Im Boot war stattdessen die Immobilienbetreuungs- Tourismus und Beherbergungsgesellschaft Dresden – kurz ITB. Die hat einige Heime in Thüringen und Sachsen im Portfolio. Darunter den Beherbergungsbetrieb im Delitzscher Ortsteil Spröda. Dort lebten bis dahin 140 Asylbewerber. Nachdem sie den Zuschlag des Landkreises erhalten hatte, begann die ITB das Heim um die geforderten 120 Plätze zu erweitern. Zunächst sollten der Umzug der zuletzt 45 Torgauer Bewohner nach Spröda Ende November beginnen, nach Auskunft des Landkreises steht er aber immer noch bevor. Ihre Koffer nicht packen müssen 35 Aslybewerber, die dezentral in der Großen Kreisstadt untergebracht sind – überwiegend sind das Familien, die in Wohnungen im Stadtgebiet leben.
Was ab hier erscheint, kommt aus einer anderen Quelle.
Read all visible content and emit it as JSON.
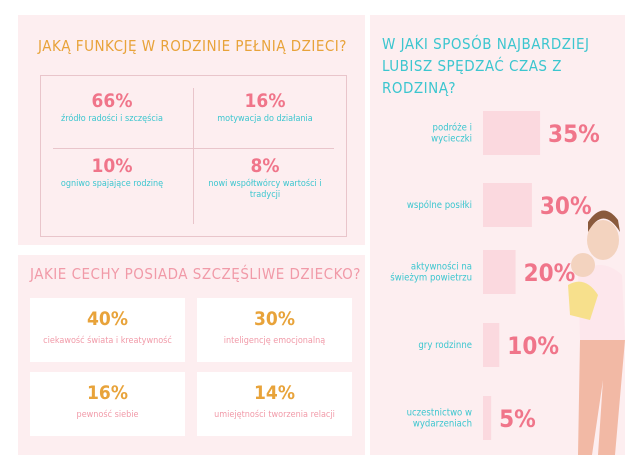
{
  "functions": {
    "title": "JAKĄ FUNKCJĘ W RODZINIE PEŁNIĄ DZIECI?",
    "items": [
      {
        "value": "66%",
        "label": "źródło radości i szczęścia"
      },
      {
        "value": "16%",
        "label": "motywacja do działania"
      },
      {
        "value": "10%",
        "label": "ogniwo spajające rodzinę"
      },
      {
        "value": "8%",
        "label": "nowi współtwórcy wartości i tradycji"
      }
    ]
  },
  "traits": {
    "title": "JAKIE CECHY POSIADA SZCZĘŚLIWE DZIECKO?",
    "items": [
      {
        "value": "40%",
        "label": "ciekawość świata i kreatywność"
      },
      {
        "value": "30%",
        "label": "inteligencję emocjonalną"
      },
      {
        "value": "16%",
        "label": "pewność siebie"
      },
      {
        "value": "14%",
        "label": "umiejętności tworzenia relacji"
      }
    ]
  },
  "chart_data": {
    "type": "bar",
    "title": "W JAKI SPOSÓB NAJBARDZIEJ LUBISZ SPĘDZAĆ CZAS Z RODZINĄ?",
    "categories": [
      "podróże i wycieczki",
      "wspólne posiłki",
      "aktywności na świeżym powietrzu",
      "gry rodzinne",
      "uczestnictwo w wydarzeniach"
    ],
    "values": [
      35,
      30,
      20,
      10,
      5
    ],
    "value_labels": [
      "35%",
      "30%",
      "20%",
      "10%",
      "5%"
    ],
    "color": "#fbd9df"
  }
}
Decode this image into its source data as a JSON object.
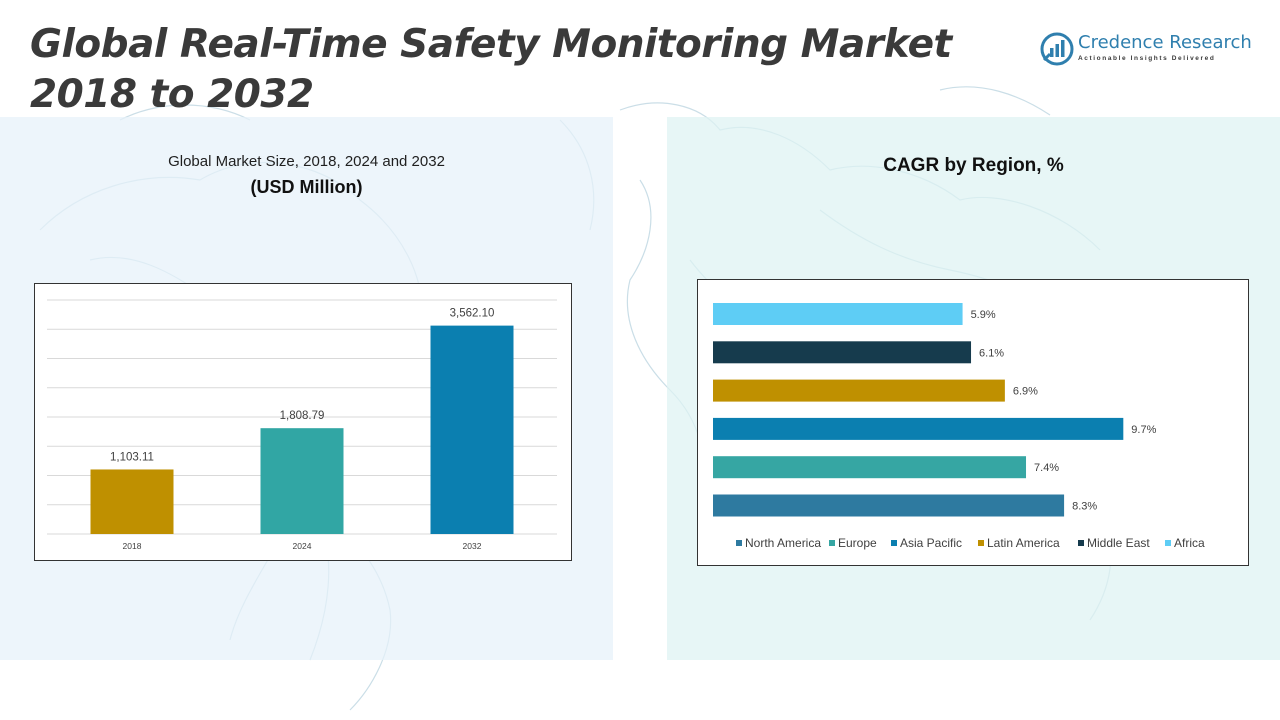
{
  "page": {
    "title": "Global Real-Time Safety Monitoring Market 2018 to 2032"
  },
  "logo": {
    "name": "Credence Research",
    "tagline": "Actionable Insights Delivered"
  },
  "colors": {
    "brand": "#2f7fae",
    "left_panel": "#e6f1fa",
    "right_panel": "#def3f3"
  },
  "left_panel": {
    "subtitle": "Global Market Size, 2018, 2024 and 2032",
    "unit": "(USD Million)"
  },
  "right_panel": {
    "title": "CAGR by Region, %"
  },
  "chart_data": [
    {
      "type": "bar",
      "orientation": "vertical",
      "title": "Global Market Size, 2018, 2024 and 2032",
      "ylabel": "(USD Million)",
      "categories": [
        "2018",
        "2024",
        "2032"
      ],
      "values": [
        1103.11,
        1808.79,
        3562.1
      ],
      "value_labels": [
        "1,103.11",
        "1,808.79",
        "3,562.10"
      ],
      "colors": [
        "#bf9000",
        "#31a6a4",
        "#0b7fb0"
      ],
      "ylim": [
        0,
        4000
      ],
      "grid": true
    },
    {
      "type": "bar",
      "orientation": "horizontal",
      "title": "CAGR by Region, %",
      "categories": [
        "North America",
        "Europe",
        "Asia Pacific",
        "Latin America",
        "Middle East",
        "Africa"
      ],
      "values": [
        8.3,
        7.4,
        9.7,
        6.9,
        6.1,
        5.9
      ],
      "value_labels": [
        "8.3%",
        "7.4%",
        "9.7%",
        "6.9%",
        "6.1%",
        "5.9%"
      ],
      "colors": [
        "#2e7aa0",
        "#36a6a3",
        "#0b7fb0",
        "#bf9000",
        "#163b4d",
        "#5ecdf5"
      ],
      "legend": [
        "North America",
        "Europe",
        "Asia Pacific",
        "Latin America",
        "Middle East",
        "Africa"
      ],
      "legend_position": "bottom",
      "xlim": [
        0,
        10
      ]
    }
  ]
}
Derweil hält sich hartnäckige Kritik an den Bedingungen der Einrichtung in Spröda. Dr. Michael Friedrich, Fraktionschef der LINKEN im Kreistag, kündigte an, dass sich seine Fraktion für eine schrittweise Auflösung des Heimes einsetzen werde. Die Gründe legte er in einer Pressemitteilung dar. „Kasernenartige Barackenunterkünfte mit langen dunklen Gängen, die der längst verblichenen GST oder der Kampfgruppe alle Ehre gemacht hätten. Problematische Verkehrsanbindung gerade an Wochenenden, ansonsten kilometerweiter Fußweg auf der Bundesstraße nach Delitzsch. Das ist Abschottung pur statt Offenheit für Menschen in Not, ganz zu schweigen von auch nur der geringsten Willkommenskultur.“ Diese Kritik sei bislang nicht an ihr Amt herangetragen worden, so Ordnungsamtsleiterin Antje Vogel. Zur Anbindung sagt sie: „Die Bewohner der Gemeinschaftsunterkunft in Spröda haben die Möglichkeit an den Wochenenden die gleichen ÖPNV-Leistungen abzurufen, wie die im gleichen Ortsbereich wohnenden Bürger der Großen Kreisstadt Delitzsch bzw. des Ortsteiles Spröda".